University to eliminate campus services in response to budget cuts

Story by Lindsey Coleman, News Editor

 

As budget strains trickle down from the Kentucky Legislature, the Murray State community is bracing for economic challenges during the 2019 fiscal year.

State funding will be reduced by 6.25 percent.

Eliminating Health Services, outsourcing campus services, increasing tuition by 3 percent, closing some academic programs and reducing the current workforce are the decisions facing Murray State officials as the budget, revenue and pension bills at the state level reduce funding and increase expenditures.

At a Town Hall on April 6, President Bob Davies, Vice President of Finance and Administration Jackie Dudley and Provost Mark Arant outlined the university’s proposed budget to combat fiscal challenges, no matter what the final outcome of the budget bill may be.

“I will say that [the university] budget is evolving,” Davies said. “It is fluid. It is changing, just like many of the dynamics that we are facing. It is through this process that we need to hold dear to what makes Murray State special.”

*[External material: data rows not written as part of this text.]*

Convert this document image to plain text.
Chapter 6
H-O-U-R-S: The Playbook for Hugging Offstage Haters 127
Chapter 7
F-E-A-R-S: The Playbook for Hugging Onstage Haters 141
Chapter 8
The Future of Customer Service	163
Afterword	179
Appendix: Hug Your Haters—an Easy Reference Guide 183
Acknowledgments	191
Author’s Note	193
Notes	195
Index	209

To cut costs, Dudley said positions would be eliminated, parking passes would increase by 50 percent, the employee computer and bike loan programs would be eliminated, the cap on the number of sick days would be lowered to 20, private insurance carriers would be considered, waiver programs would be reviewed, the overtime budget would be reduced and vending funds would be reclassified.

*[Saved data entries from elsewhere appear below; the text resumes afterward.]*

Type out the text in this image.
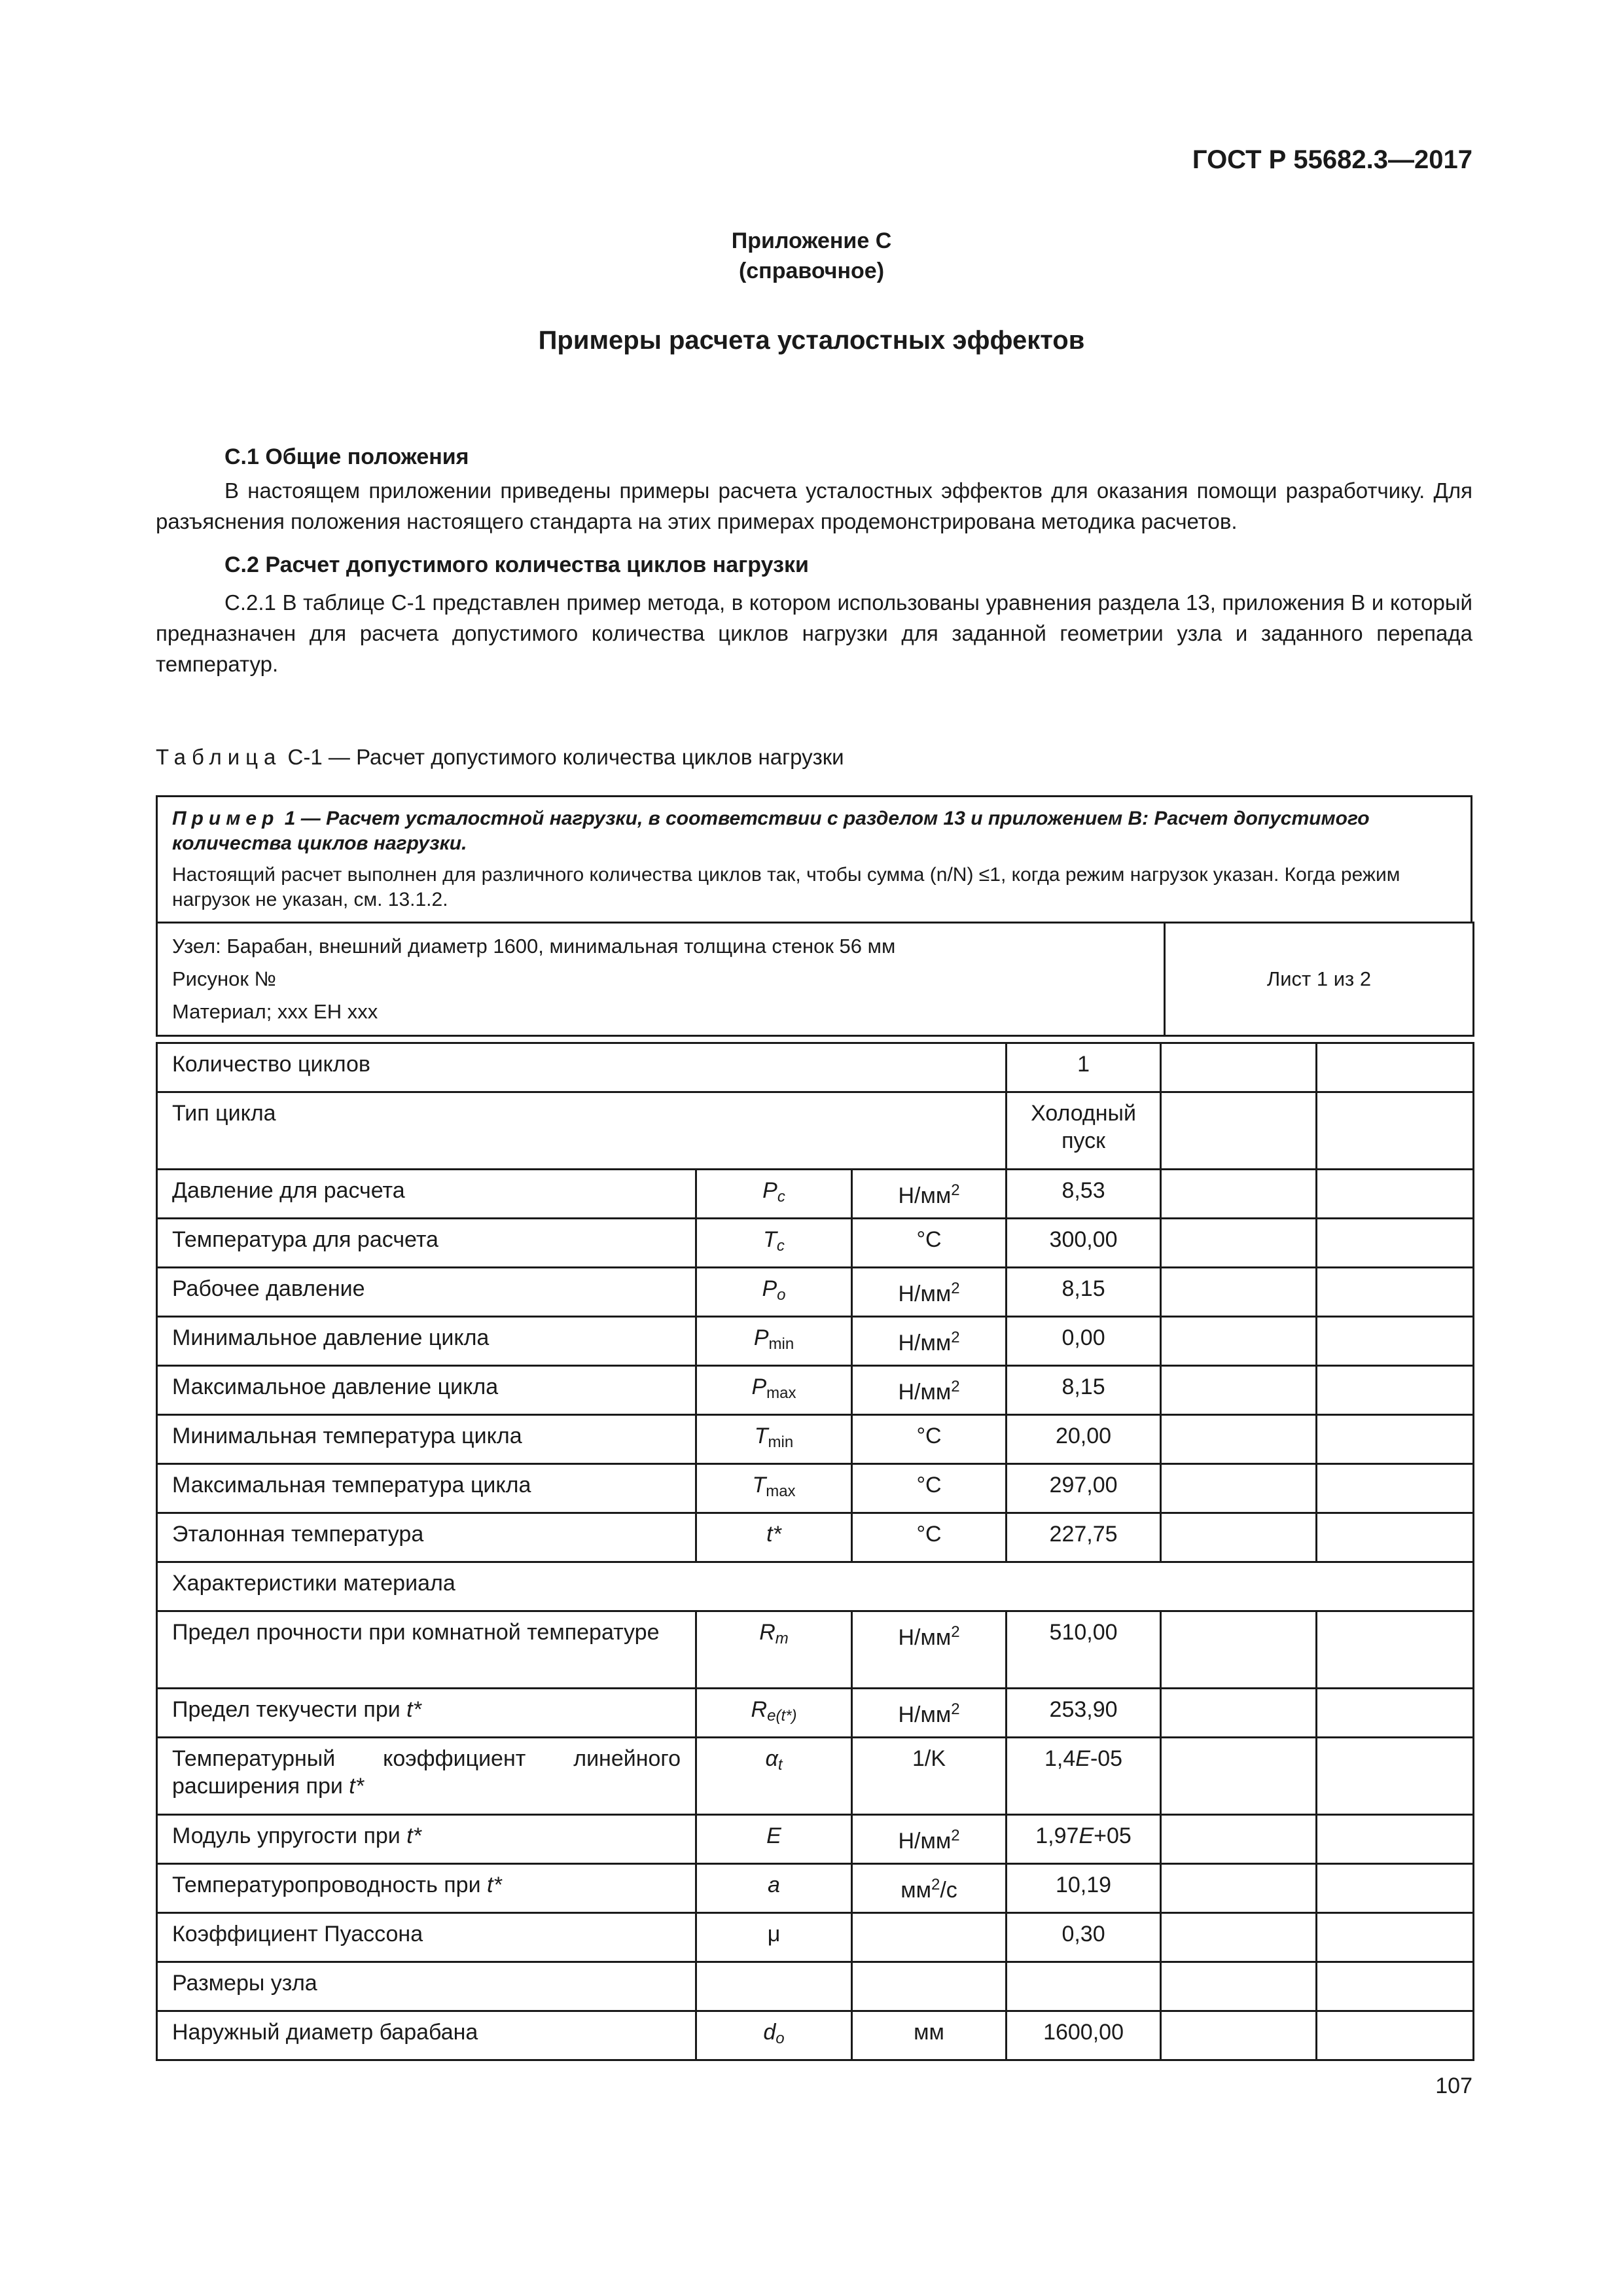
ГОСТ Р 55682.3—2017
Приложение С
(справочное)
Примеры расчета усталостных эффектов
С.1 Общие положения

В настоящем приложении приведены примеры расчета усталостных эффектов для оказания помощи разработчику. Для разъяснения положения настоящего стандарта на этих примерах продемонстрирована методика расчетов.

С.2 Расчет допустимого количества циклов нагрузки

С.2.1 В таблице С-1 представлен пример метода, в котором использованы уравнения раздела 13, приложения В и который предназначен для расчета допустимого количества циклов нагрузки для заданной геометрии узла и заданного перепада температур.

Таблица С-1 — Расчет допустимого количества циклов нагрузки
Пример 1 — Расчет усталостной нагрузки, в соответствии с разделом 13 и приложением В: Расчет допустимого количества циклов нагрузки.
Настоящий расчет выполнен для различного количества циклов так, чтобы сумма (n/N) ≤1, когда режим нагрузок указан. Когда режим нагрузок не указан, см. 13.1.2.
Узел: Барабан, внешний диаметр 1600, минимальная толщина стенок 56 мм
Рисунок №
Материал; ххх ЕН ххх
	Лист 1 из 2
Количество циклов			1		
Тип цикла			Холодный пуск		
Давление для расчета	$P_c$	$Н/мм^2$	8,53		
Температура для расчета	$T_c$	°С	300,00		
Рабочее давление	$P_o$	$Н/мм^2$	8,15		
Минимальное давление цикла	$P_{min}$	$Н/мм^2$	0,00		
Максимальное давление цикла	$P_{max}$	$Н/мм^2$	8,15		
Минимальная температура цикла	$T_{min}$	°С	20,00		
Максимальная температура цикла	$T_{max}$	°С	297,00		
Эталонная температура	t*	°С	227,75		
Характеристики материала					
Предел прочности при комнатной температуре	$R_m$	$Н/мм^2$	510,00		
Предел текучести при t*	$R_{e(t*)}$	$Н/мм^2$	253,90		
Температурный коэффициент линейного расширения при t*	$\alpha_t$	1/K	1,4E-05		
Модуль упругости при t*	E	$Н/мм^2$	1,97E+05		
Температуропроводность при t*	a	$мм^2/с$	10,19		
Коэффициент Пуассона	μ		0,30		
Размеры узла					
Наружный диаметр барабана	$d_o$	мм	1600,00		
107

Adjuncts would be reduced, and programs, though not disclosed yet, would be closed, reduced or structured. About 10-15 positions would be eliminated and 20-30 vacant positions would be eliminated.

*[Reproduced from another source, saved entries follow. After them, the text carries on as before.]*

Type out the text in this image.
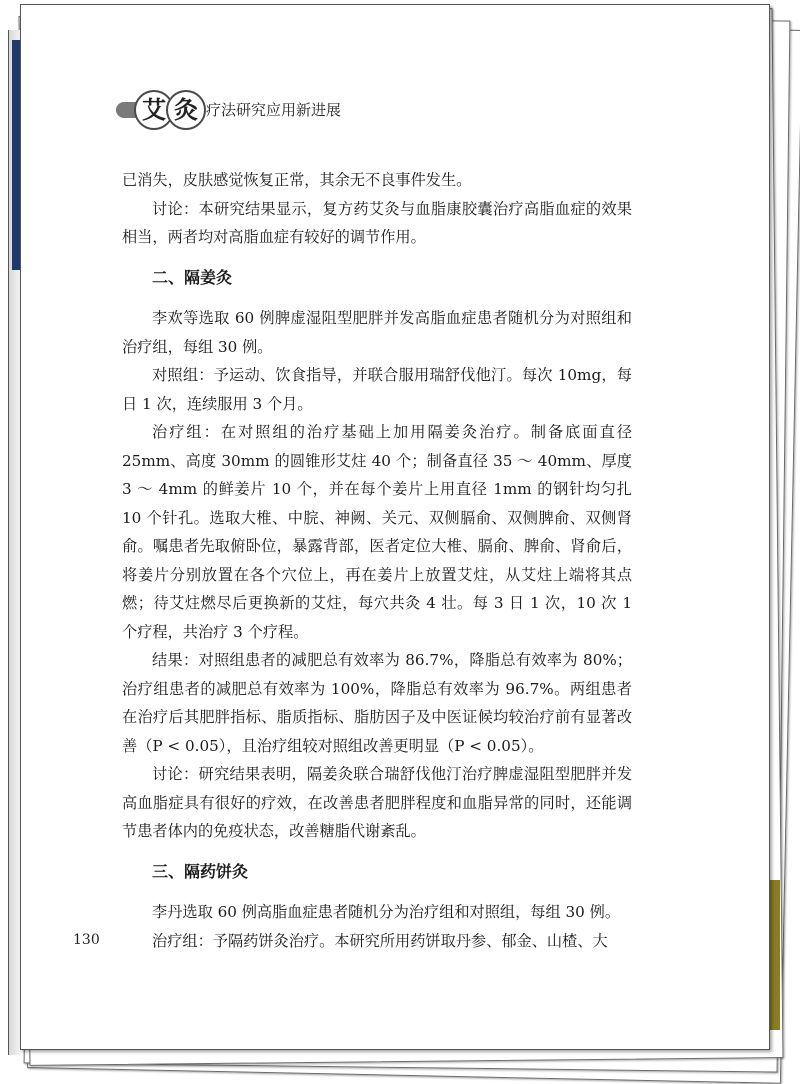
艾 灸 疗法研究应用新进展

已消失，皮肤感觉恢复正常，其余无不良事件发生。

讨论：本研究结果显示，复方药艾灸与血脂康胶囊治疗高脂血症的效果相当，两者均对高脂血症有较好的调节作用。

二、隔姜灸

李欢等选取 60 例脾虚湿阻型肥胖并发高脂血症患者随机分为对照组和治疗组，每组 30 例。

对照组：予运动、饮食指导，并联合服用瑞舒伐他汀。每次 10mg，每日 1 次，连续服用 3 个月。

治疗组：在对照组的治疗基础上加用隔姜灸治疗。制备底面直径 25mm、高度 30mm 的圆锥形艾炷 40 个；制备直径 35 ～ 40mm、厚度 3 ～ 4mm 的鲜姜片 10 个，并在每个姜片上用直径 1mm 的钢针均匀扎 10 个针孔。选取大椎、中脘、神阙、关元、双侧膈俞、双侧脾俞、双侧肾俞。嘱患者先取俯卧位，暴露背部，医者定位大椎、膈俞、脾俞、肾俞后，将姜片分别放置在各个穴位上，再在姜片上放置艾炷，从艾炷上端将其点燃；待艾炷燃尽后更换新的艾炷，每穴共灸 4 壮。每 3 日 1 次，10 次 1 个疗程，共治疗 3 个疗程。

结果：对照组患者的减肥总有效率为 86.7%，降脂总有效率为 80%；治疗组患者的减肥总有效率为 100%，降脂总有效率为 96.7%。两组患者在治疗后其肥胖指标、脂质指标、脂肪因子及中医证候均较治疗前有显著改善（P < 0.05），且治疗组较对照组改善更明显（P < 0.05）。

讨论：研究结果表明，隔姜灸联合瑞舒伐他汀治疗脾虚湿阻型肥胖并发高血脂症具有很好的疗效，在改善患者肥胖程度和血脂异常的同时，还能调节患者体内的免疫状态，改善糖脂代谢紊乱。

三、隔药饼灸

李丹选取 60 例高脂血症患者随机分为治疗组和对照组，每组 30 例。

治疗组：予隔药饼灸治疗。本研究所用药饼取丹参、郁金、山楂、大

130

The university is considering outsourcing many aspects of its services to cut costs. Requests for Proposals are pending for Dining Services, buildings and grounds services, postal services and the operational maintenance and rental fleets

“The goal will be to keep employment, to keep jobs, even though they may not be on Murray State’s payroll,” Dudley said.

As for Health Services, the university went through two RFP processes in the past several months.

“We just haven’t got the proposal that meets our need,” Dudley said. “Because of that, the president is recommending that we remove the funding for Health Services from our budget for fiscal year ‘19.”

If all of those areas were outsourced, 175 positions would not be on Murray State’s payroll.

Davies said the greatest opportunity to expand is through enrollment, which steers the university towards a model of privatization and leaning less on state funds.

“We will rely on public support, no question, for some base levels, but our model is now based almost squarely on enrollment,” Davies said.

The state budget bill allocates $31 million into a performance funding pool, which state-funded universities in Kentucky will compete for. Murray State expects to receive $1.5 million from the pool.

“We are entering a new dimension, where we control our fate in many ways, and that is through the performance funding model,” Davies said. “Even with performance funding and excellent results, we are becoming more and more reliant on those tuition dollars.”

At the June 8 Board of Regents meeting, budget plans for next year will be finalized.